A similar curve without a high peak is observed for SRA. The effect is marginal in SRA because the replica relocations occur less frequently than in DCG since DCG should relocate replicas whenever the network topology changes. We performan in-depth analysis of this simulation result. In SRA, about 45 % of the nodes serve as allocators in our simulation environments. If the allocators are not changed frequently, then the replicas held by the allocators donot change frequently. In other words, the allocators act like the nodes in SAF. Consequently, in SRA, replicas are relocated relatively less frequently than in DCG. In SAF, a node needs to allocate replicas to its memory space and the allocation does not change because the data access frequencies of the nodes donot change in our simulation. Thus, the communication cost is proportional to the size of the memory space.
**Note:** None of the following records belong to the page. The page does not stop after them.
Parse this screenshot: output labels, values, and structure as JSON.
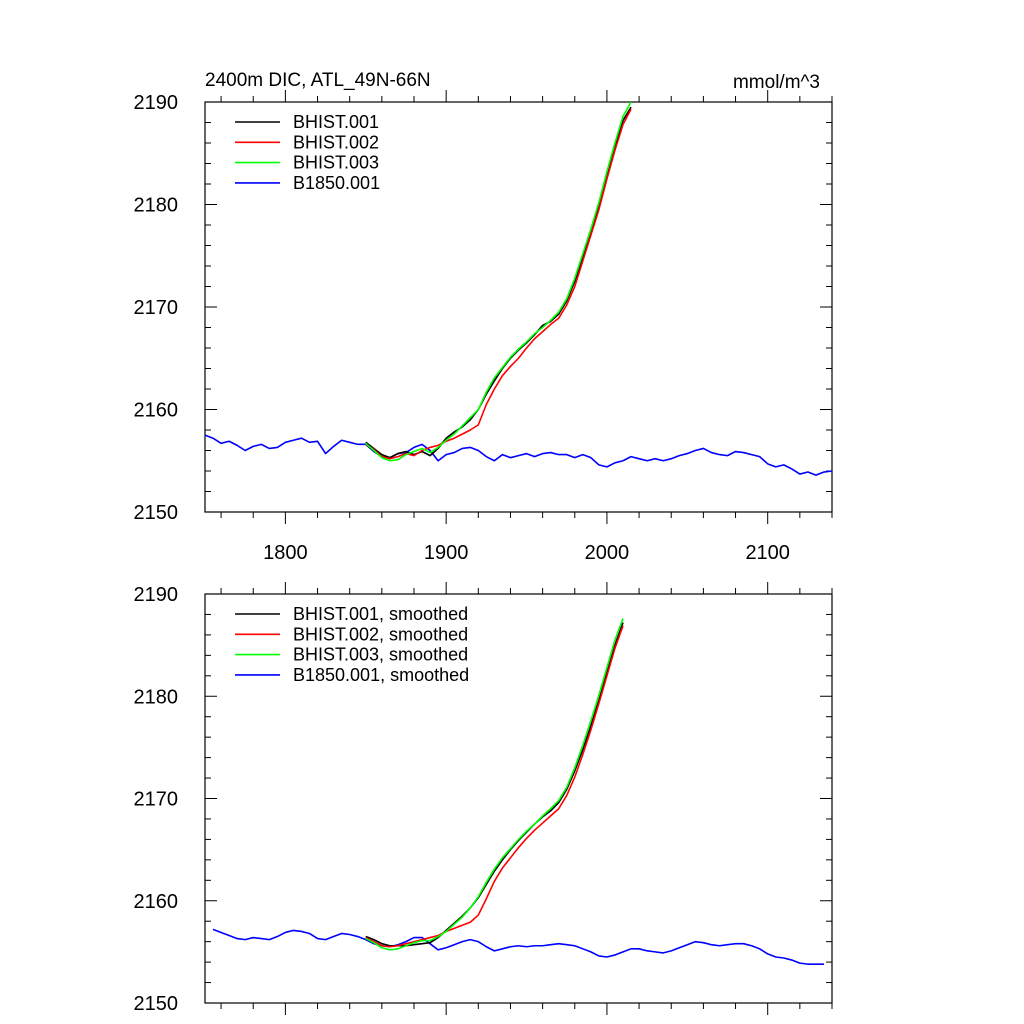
{
  "chart_data": [
    {
      "type": "line",
      "title": "2400m DIC, ATL_49N-66N",
      "units": "mmol/m^3",
      "xlim": [
        1750,
        2140
      ],
      "ylim": [
        2150,
        2190
      ],
      "x_ticks": [
        1800,
        1900,
        2000,
        2100
      ],
      "x_tick_labels": [
        "1800",
        "1900",
        "2000",
        "2100"
      ],
      "y_ticks": [
        2150,
        2160,
        2170,
        2180,
        2190
      ],
      "y_tick_labels": [
        "2150",
        "2160",
        "2170",
        "2180",
        "2190"
      ],
      "grid": false,
      "legend_position": "top-left",
      "series": [
        {
          "name": "BHIST.001",
          "color": "#000000",
          "x": [
            1850,
            1855,
            1860,
            1865,
            1870,
            1875,
            1880,
            1885,
            1890,
            1895,
            1900,
            1905,
            1910,
            1915,
            1920,
            1925,
            1930,
            1935,
            1940,
            1945,
            1950,
            1955,
            1960,
            1965,
            1970,
            1975,
            1980,
            1985,
            1990,
            1995,
            2000,
            2005,
            2010,
            2015
          ],
          "y": [
            2156.8,
            2156.2,
            2155.6,
            2155.3,
            2155.7,
            2155.9,
            2155.6,
            2155.9,
            2155.5,
            2156.2,
            2157.2,
            2157.8,
            2158.3,
            2159.0,
            2160.0,
            2161.5,
            2162.8,
            2164.0,
            2165.0,
            2165.8,
            2166.5,
            2167.3,
            2168.2,
            2168.6,
            2169.3,
            2170.6,
            2172.5,
            2174.8,
            2177.3,
            2179.8,
            2182.8,
            2185.6,
            2188.2,
            2189.5
          ]
        },
        {
          "name": "BHIST.002",
          "color": "#ff0000",
          "x": [
            1850,
            1855,
            1860,
            1865,
            1870,
            1875,
            1880,
            1885,
            1890,
            1895,
            1900,
            1905,
            1910,
            1915,
            1920,
            1925,
            1930,
            1935,
            1940,
            1945,
            1950,
            1955,
            1960,
            1965,
            1970,
            1975,
            1980,
            1985,
            1990,
            1995,
            2000,
            2005,
            2010,
            2015
          ],
          "y": [
            2156.6,
            2156.1,
            2155.4,
            2155.2,
            2155.4,
            2155.7,
            2155.5,
            2156.0,
            2156.3,
            2156.5,
            2156.9,
            2157.2,
            2157.6,
            2158.0,
            2158.5,
            2160.5,
            2162.0,
            2163.3,
            2164.2,
            2165.0,
            2166.0,
            2166.9,
            2167.6,
            2168.3,
            2168.9,
            2170.2,
            2172.0,
            2174.5,
            2177.0,
            2179.5,
            2182.5,
            2185.3,
            2187.8,
            2189.3
          ]
        },
        {
          "name": "BHIST.003",
          "color": "#00ff00",
          "x": [
            1850,
            1855,
            1860,
            1865,
            1870,
            1875,
            1880,
            1885,
            1890,
            1895,
            1900,
            1905,
            1910,
            1915,
            1920,
            1925,
            1930,
            1935,
            1940,
            1945,
            1950,
            1955,
            1960,
            1965,
            1970,
            1975,
            1980,
            1985,
            1990,
            1995,
            2000,
            2005,
            2010,
            2015
          ],
          "y": [
            2156.7,
            2156.0,
            2155.3,
            2155.0,
            2155.1,
            2155.6,
            2155.9,
            2156.2,
            2155.8,
            2156.3,
            2157.0,
            2157.6,
            2158.4,
            2159.2,
            2160.0,
            2161.7,
            2163.1,
            2164.1,
            2165.1,
            2165.9,
            2166.6,
            2167.4,
            2168.0,
            2168.7,
            2169.5,
            2170.8,
            2172.8,
            2175.2,
            2177.6,
            2180.2,
            2183.2,
            2186.0,
            2188.6,
            2190.0
          ]
        },
        {
          "name": "B1850.001",
          "color": "#0000ff",
          "x": [
            1750,
            1755,
            1760,
            1765,
            1770,
            1775,
            1780,
            1785,
            1790,
            1795,
            1800,
            1805,
            1810,
            1815,
            1820,
            1825,
            1830,
            1835,
            1840,
            1845,
            1850,
            1855,
            1860,
            1865,
            1870,
            1875,
            1880,
            1885,
            1890,
            1895,
            1900,
            1905,
            1910,
            1915,
            1920,
            1925,
            1930,
            1935,
            1940,
            1945,
            1950,
            1955,
            1960,
            1965,
            1970,
            1975,
            1980,
            1985,
            1990,
            1995,
            2000,
            2005,
            2010,
            2015,
            2020,
            2025,
            2030,
            2035,
            2040,
            2045,
            2050,
            2055,
            2060,
            2065,
            2070,
            2075,
            2080,
            2085,
            2090,
            2095,
            2100,
            2105,
            2110,
            2115,
            2120,
            2125,
            2130,
            2135,
            2140
          ],
          "y": [
            2157.5,
            2157.2,
            2156.7,
            2156.9,
            2156.5,
            2156.0,
            2156.4,
            2156.6,
            2156.2,
            2156.3,
            2156.8,
            2157.0,
            2157.2,
            2156.8,
            2156.9,
            2155.7,
            2156.4,
            2157.0,
            2156.8,
            2156.6,
            2156.6,
            2155.9,
            2155.4,
            2155.3,
            2155.7,
            2155.8,
            2156.3,
            2156.6,
            2156.0,
            2155.0,
            2155.6,
            2155.8,
            2156.2,
            2156.3,
            2156.0,
            2155.4,
            2155.0,
            2155.6,
            2155.3,
            2155.5,
            2155.7,
            2155.4,
            2155.7,
            2155.8,
            2155.6,
            2155.6,
            2155.3,
            2155.6,
            2155.3,
            2154.6,
            2154.4,
            2154.8,
            2155.0,
            2155.4,
            2155.2,
            2155.0,
            2155.2,
            2155.0,
            2155.2,
            2155.5,
            2155.7,
            2156.0,
            2156.2,
            2155.8,
            2155.6,
            2155.5,
            2155.9,
            2155.8,
            2155.6,
            2155.4,
            2154.7,
            2154.4,
            2154.6,
            2154.2,
            2153.7,
            2153.9,
            2153.6,
            2153.9,
            2154.0
          ]
        }
      ]
    },
    {
      "type": "line",
      "xlim": [
        1750,
        2140
      ],
      "ylim": [
        2150,
        2190
      ],
      "x_ticks": [
        1800,
        1900,
        2000,
        2100
      ],
      "y_ticks": [
        2150,
        2160,
        2170,
        2180,
        2190
      ],
      "y_tick_labels": [
        "2150",
        "2160",
        "2170",
        "2180",
        "2190"
      ],
      "grid": false,
      "legend_position": "top-left",
      "series": [
        {
          "name": "BHIST.001, smoothed",
          "color": "#000000",
          "x": [
            1850,
            1855,
            1860,
            1865,
            1870,
            1875,
            1880,
            1885,
            1890,
            1895,
            1900,
            1905,
            1910,
            1915,
            1920,
            1925,
            1930,
            1935,
            1940,
            1945,
            1950,
            1955,
            1960,
            1965,
            1970,
            1975,
            1980,
            1985,
            1990,
            1995,
            2000,
            2005,
            2010
          ],
          "y": [
            2156.5,
            2156.2,
            2155.8,
            2155.6,
            2155.6,
            2155.6,
            2155.7,
            2155.8,
            2155.9,
            2156.4,
            2157.1,
            2157.8,
            2158.5,
            2159.3,
            2160.3,
            2161.6,
            2162.9,
            2164.0,
            2165.0,
            2165.9,
            2166.7,
            2167.5,
            2168.2,
            2168.8,
            2169.6,
            2170.9,
            2172.7,
            2174.8,
            2177.1,
            2179.6,
            2182.3,
            2185.0,
            2187.2
          ]
        },
        {
          "name": "BHIST.002, smoothed",
          "color": "#ff0000",
          "x": [
            1850,
            1855,
            1860,
            1865,
            1870,
            1875,
            1880,
            1885,
            1890,
            1895,
            1900,
            1905,
            1910,
            1915,
            1920,
            1925,
            1930,
            1935,
            1940,
            1945,
            1950,
            1955,
            1960,
            1965,
            1970,
            1975,
            1980,
            1985,
            1990,
            1995,
            2000,
            2005,
            2010
          ],
          "y": [
            2156.4,
            2156.0,
            2155.6,
            2155.5,
            2155.6,
            2155.8,
            2156.0,
            2156.2,
            2156.4,
            2156.6,
            2157.0,
            2157.3,
            2157.6,
            2157.9,
            2158.6,
            2160.2,
            2161.9,
            2163.2,
            2164.2,
            2165.2,
            2166.1,
            2166.9,
            2167.6,
            2168.3,
            2169.0,
            2170.3,
            2172.1,
            2174.3,
            2176.7,
            2179.3,
            2182.0,
            2184.7,
            2186.9
          ]
        },
        {
          "name": "BHIST.003, smoothed",
          "color": "#00ff00",
          "x": [
            1850,
            1855,
            1860,
            1865,
            1870,
            1875,
            1880,
            1885,
            1890,
            1895,
            1900,
            1905,
            1910,
            1915,
            1920,
            1925,
            1930,
            1935,
            1940,
            1945,
            1950,
            1955,
            1960,
            1965,
            1970,
            1975,
            1980,
            1985,
            1990,
            1995,
            2000,
            2005,
            2010
          ],
          "y": [
            2156.3,
            2155.9,
            2155.4,
            2155.2,
            2155.3,
            2155.6,
            2155.9,
            2156.1,
            2156.1,
            2156.5,
            2157.0,
            2157.7,
            2158.4,
            2159.3,
            2160.4,
            2161.8,
            2163.1,
            2164.2,
            2165.1,
            2166.0,
            2166.8,
            2167.5,
            2168.3,
            2169.0,
            2169.8,
            2171.1,
            2173.0,
            2175.2,
            2177.6,
            2180.1,
            2182.8,
            2185.5,
            2187.6
          ]
        },
        {
          "name": "B1850.001, smoothed",
          "color": "#0000ff",
          "x": [
            1755,
            1760,
            1765,
            1770,
            1775,
            1780,
            1785,
            1790,
            1795,
            1800,
            1805,
            1810,
            1815,
            1820,
            1825,
            1830,
            1835,
            1840,
            1845,
            1850,
            1855,
            1860,
            1865,
            1870,
            1875,
            1880,
            1885,
            1890,
            1895,
            1900,
            1905,
            1910,
            1915,
            1920,
            1925,
            1930,
            1935,
            1940,
            1945,
            1950,
            1955,
            1960,
            1965,
            1970,
            1975,
            1980,
            1985,
            1990,
            1995,
            2000,
            2005,
            2010,
            2015,
            2020,
            2025,
            2030,
            2035,
            2040,
            2045,
            2050,
            2055,
            2060,
            2065,
            2070,
            2075,
            2080,
            2085,
            2090,
            2095,
            2100,
            2105,
            2110,
            2115,
            2120,
            2125,
            2130,
            2135
          ],
          "y": [
            2157.2,
            2156.9,
            2156.6,
            2156.3,
            2156.2,
            2156.4,
            2156.3,
            2156.2,
            2156.5,
            2156.9,
            2157.1,
            2157.0,
            2156.8,
            2156.3,
            2156.2,
            2156.5,
            2156.8,
            2156.7,
            2156.5,
            2156.2,
            2155.8,
            2155.6,
            2155.5,
            2155.7,
            2156.0,
            2156.4,
            2156.4,
            2155.8,
            2155.2,
            2155.4,
            2155.7,
            2156.0,
            2156.2,
            2156.0,
            2155.5,
            2155.1,
            2155.3,
            2155.5,
            2155.6,
            2155.5,
            2155.6,
            2155.6,
            2155.7,
            2155.8,
            2155.7,
            2155.6,
            2155.3,
            2155.0,
            2154.6,
            2154.5,
            2154.7,
            2155.0,
            2155.3,
            2155.3,
            2155.1,
            2155.0,
            2154.9,
            2155.1,
            2155.4,
            2155.7,
            2156.0,
            2155.9,
            2155.7,
            2155.6,
            2155.7,
            2155.8,
            2155.8,
            2155.6,
            2155.3,
            2154.8,
            2154.5,
            2154.4,
            2154.2,
            2153.9,
            2153.8,
            2153.8,
            2153.8
          ]
        }
      ]
    }
  ]
}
5.2.5 Comparison with mobility-based allocation

We compare SRA that use the round-robin allocation method with the mobility-based replica allocation method, call it M-SRA. Figure 9a, b show the data accessibility and the communication cost, respectively. For M-SRA, the parameter \(\updelta \) is set to 2.248 m/s which is the average speed of each node; the average speed was obtained through extensive experiments.

Fig. 9
figure 9

Effect of mobility-based allocation

We expect that both the data accessibility and the communication cost of M-SRA would be higher than that of SRA because the mobility is one of the most important factors in a MANET. However, interestingly, the performance gap between SRA and M-SRA is marginal as we can see in Fig. 9a, b. It proves that grouping scheme is very important in the replica allocation in a MANET but the allocation of replicas in a group is not so important in this environment.

6 Conclusions

Although grouping in the existing replica allocation scheme is an effective way to achieve high data accessibility, it may lead to a very high communication cost. To resolve this problem, we propose the neighborhood-based replica allocation scheme with mobility-based grouping and role-based allocation according to estimated frequencies. The analytical evaluation and simulation results show that the proposed scheme is quite effective in terms of the communication cost, while achieving high data accessibility. Moreover, our proposed scheme is scalable because it maintains a similar performance in terms of communication cost as the number of nodes increases. We plan to analyze the proposed scheme and other replica allocation schemes in more practical environments considering the energy of devices along with various data item access patterns, more realistic mobility patterns and various data item sizes.